CENIEH scientists publish a study of the Tobalina valley, Miranda de Ebro, and Haro sector, where the most complete fluvial sequence of the Ebro has been identified, dated to the last 1.2 million years
How are fluvial valleys formed? Why do rivers cut valleys? Which mechanisms control the rate of fluvial incision? These are universal questions in Geomorphology about river erosion, and researchers from the Centro Nacional de Investigación sobre la Evolución Humana (CENIEH) have addressed them through a comprehensive study centering on the upper course of the Ebro River where it runs through the zones of the Tobalina valley, Miranda depression, and Haro sector, which belong to the provinces of Burgos, Álava, and La Rioja.
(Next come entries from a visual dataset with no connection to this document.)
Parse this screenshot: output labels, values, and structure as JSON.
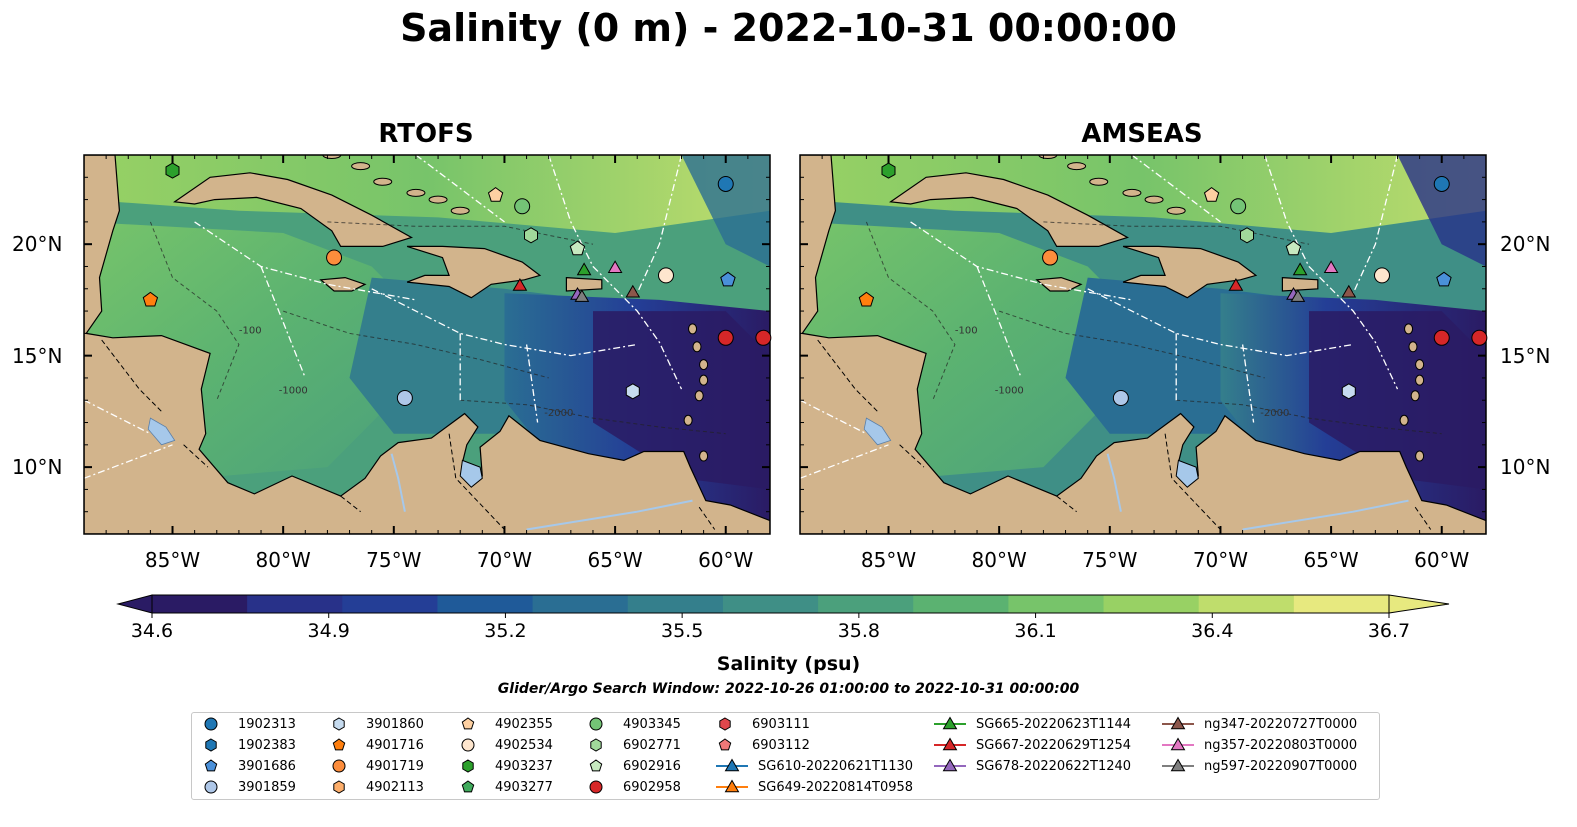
{
  "title": "Salinity (0 m) - 2022-10-31 00:00:00",
  "panels": [
    {
      "id": "rtofs",
      "title": "RTOFS"
    },
    {
      "id": "amseas",
      "title": "AMSEAS"
    }
  ],
  "axes": {
    "lon_ticks": [
      "85°W",
      "80°W",
      "75°W",
      "70°W",
      "65°W",
      "60°W"
    ],
    "lat_ticks": [
      "20°N",
      "15°N",
      "10°N"
    ],
    "lon_range": [
      -89,
      -58
    ],
    "lat_range": [
      7,
      24
    ]
  },
  "contour_labels": [
    "-100",
    "-1000",
    "-2000"
  ],
  "colorbar": {
    "label": "Salinity (psu)",
    "ticks": [
      "34.6",
      "34.9",
      "35.2",
      "35.5",
      "35.8",
      "36.1",
      "36.4",
      "36.7"
    ],
    "range": [
      34.6,
      36.7
    ],
    "extend": "both",
    "colors": [
      "#2a1b64",
      "#283189",
      "#243e96",
      "#1f5a99",
      "#2a6e93",
      "#347f8c",
      "#3f8f86",
      "#4ba07c",
      "#5bb271",
      "#77c46a",
      "#98d164",
      "#bfdd6c",
      "#e7e97f"
    ]
  },
  "search_window": "Glider/Argo Search Window: 2022-10-26 01:00:00 to 2022-10-31 00:00:00",
  "colors": {
    "land": "#d2b48c",
    "lake": "#a6c8ea",
    "ocean_masked": "#97b8e3"
  },
  "legend": [
    {
      "label": "1902313",
      "marker": "circle",
      "color": "#1f77b4"
    },
    {
      "label": "1902383",
      "marker": "hexagon",
      "color": "#1f77b4"
    },
    {
      "label": "3901686",
      "marker": "pentagon",
      "color": "#4a90d9"
    },
    {
      "label": "3901859",
      "marker": "circle",
      "color": "#aec7e8"
    },
    {
      "label": "3901860",
      "marker": "hexagon",
      "color": "#c6dbef"
    },
    {
      "label": "4901716",
      "marker": "pentagon",
      "color": "#ff7f0e"
    },
    {
      "label": "4901719",
      "marker": "circle",
      "color": "#fd8d3c"
    },
    {
      "label": "4902113",
      "marker": "hexagon",
      "color": "#fdae6b"
    },
    {
      "label": "4902355",
      "marker": "pentagon",
      "color": "#fdd0a2"
    },
    {
      "label": "4902534",
      "marker": "circle",
      "color": "#fee6ce"
    },
    {
      "label": "4903237",
      "marker": "hexagon",
      "color": "#2ca02c"
    },
    {
      "label": "4903277",
      "marker": "pentagon",
      "color": "#41ab5d"
    },
    {
      "label": "4903345",
      "marker": "circle",
      "color": "#74c476"
    },
    {
      "label": "6902771",
      "marker": "hexagon",
      "color": "#a1d99b"
    },
    {
      "label": "6902916",
      "marker": "pentagon",
      "color": "#c7e9c0"
    },
    {
      "label": "6902958",
      "marker": "circle",
      "color": "#d62728"
    },
    {
      "label": "6903111",
      "marker": "hexagon",
      "color": "#e0474c"
    },
    {
      "label": "6903112",
      "marker": "pentagon",
      "color": "#f07878"
    },
    {
      "label": "SG610-20220621T1130",
      "marker": "triangle-line",
      "color": "#1f77b4"
    },
    {
      "label": "SG649-20220814T0958",
      "marker": "triangle-line",
      "color": "#ff7f0e"
    },
    {
      "label": "SG665-20220623T1144",
      "marker": "triangle-line",
      "color": "#2ca02c"
    },
    {
      "label": "SG667-20220629T1254",
      "marker": "triangle-line",
      "color": "#d62728"
    },
    {
      "label": "SG678-20220622T1240",
      "marker": "triangle-line",
      "color": "#9467bd"
    },
    {
      "label": "ng347-20220727T0000",
      "marker": "triangle-line",
      "color": "#8c564b"
    },
    {
      "label": "ng357-20220803T0000",
      "marker": "triangle-line",
      "color": "#e377c2"
    },
    {
      "label": "ng597-20220907T0000",
      "marker": "triangle-line",
      "color": "#7f7f7f"
    }
  ],
  "platforms": [
    {
      "name": "1902313",
      "lon": -60.0,
      "lat": 22.7
    },
    {
      "name": "4903237",
      "lon": -85.0,
      "lat": 23.3
    },
    {
      "name": "4902355",
      "lon": -70.4,
      "lat": 22.2
    },
    {
      "name": "4903345",
      "lon": -69.2,
      "lat": 21.7
    },
    {
      "name": "6902771",
      "lon": -68.8,
      "lat": 20.4
    },
    {
      "name": "6902916",
      "lon": -66.7,
      "lat": 19.8
    },
    {
      "name": "4901719",
      "lon": -77.7,
      "lat": 19.4
    },
    {
      "name": "3901686",
      "lon": -59.9,
      "lat": 18.4
    },
    {
      "name": "4901716",
      "lon": -86.0,
      "lat": 17.5
    },
    {
      "name": "4902534",
      "lon": -62.7,
      "lat": 18.6
    },
    {
      "name": "6902958",
      "lon": -60.0,
      "lat": 15.8
    },
    {
      "name": "6902958",
      "lon": -58.3,
      "lat": 15.8
    },
    {
      "name": "3901859",
      "lon": -74.5,
      "lat": 13.1
    },
    {
      "name": "3901860",
      "lon": -64.2,
      "lat": 13.4
    },
    {
      "name": "SG665-20220623T1144",
      "lon": -66.4,
      "lat": 18.8
    },
    {
      "name": "SG667-20220629T1254",
      "lon": -69.3,
      "lat": 18.1
    },
    {
      "name": "SG678-20220622T1240",
      "lon": -66.7,
      "lat": 17.7
    },
    {
      "name": "ng347-20220727T0000",
      "lon": -64.2,
      "lat": 17.8
    },
    {
      "name": "ng357-20220803T0000",
      "lon": -65.0,
      "lat": 18.9
    },
    {
      "name": "ng597-20220907T0000",
      "lon": -66.5,
      "lat": 17.6
    }
  ]
}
The results of this study, published in the journal Global and Planetary Change, make clear that vertical erosion by the Upper Ebro is declining and could eventually stop, when the valley would no longer deepen.
It is seen all over the world that many rivers have formed ever deeper and narrower entrenched valleys in their most recent phases of evolution: examples are the Yellow River in China, the Colorado canyon in North America, and rivers like the Seine, Rhine, Thames, and Ebro, in Europe.
A variety of studies have linked this generalized phase of valley entrenchment with a global event of stronger incision by rivers that started 700,000-1,200,000 years ago, up to the present day.
This rise in fluvial erosion has been explained by tectonic uplift which would have occurred in different parts of the planet generally, as well as by a harsher climate, as from that moment, more extreme and longer climatic cycles (100,000 years) became established, whose effects on vegetation cover and water flow would have stimulated erosion.
Nevertheless, this study of the surprising sequence identified in the Upper Ebro valley has furnished a record of something completely different. In the zones looked at, no fewer than 22 ancient terrace levels, namely, fluvial terraces indicating how valleys evolved, have been identified, and their position and dating reveal a gradual fall in the rate of bedrock erosion.
“These results show that the Upper Ebro has been losing incision strength for the last 1.2 million years, and it may stop deepening its valley in the near future, reaching what is known as a steady state”, according to Alfonso Benito Calvo, lead author of the study.
The data suggest that the zone of the Cantabrian Mountains through which the Upper Ebro runs is tectonically stable, and that the Quaternary climatic changes have been unable to rekindle the incision capacity of this river, in contrast with the middle and lower sections of the basin, where fewer fluvial levels are conserved but these suggest a higher incision rate.
Image analysis and dating
The initial basis for the study was identification and cartography of the fluvial terraces (at the Digital Mapping and 3D Analysis Laboratory of the CENIEH, by analyzing aerial images and relief data (LiDAR), supplied by the Instituto Geográfico Nacional.
This identification was the starting point for assigning ages to numerous samples and fluvial terraces, combining several dating techniques available at the CENIEH laboratories: Electron Spin Resonance and Luminescence. Moreover, CENIEH experts also processed cosmogenic nuclide ages measured at the Australian Nuclear Science and Technology Organisation.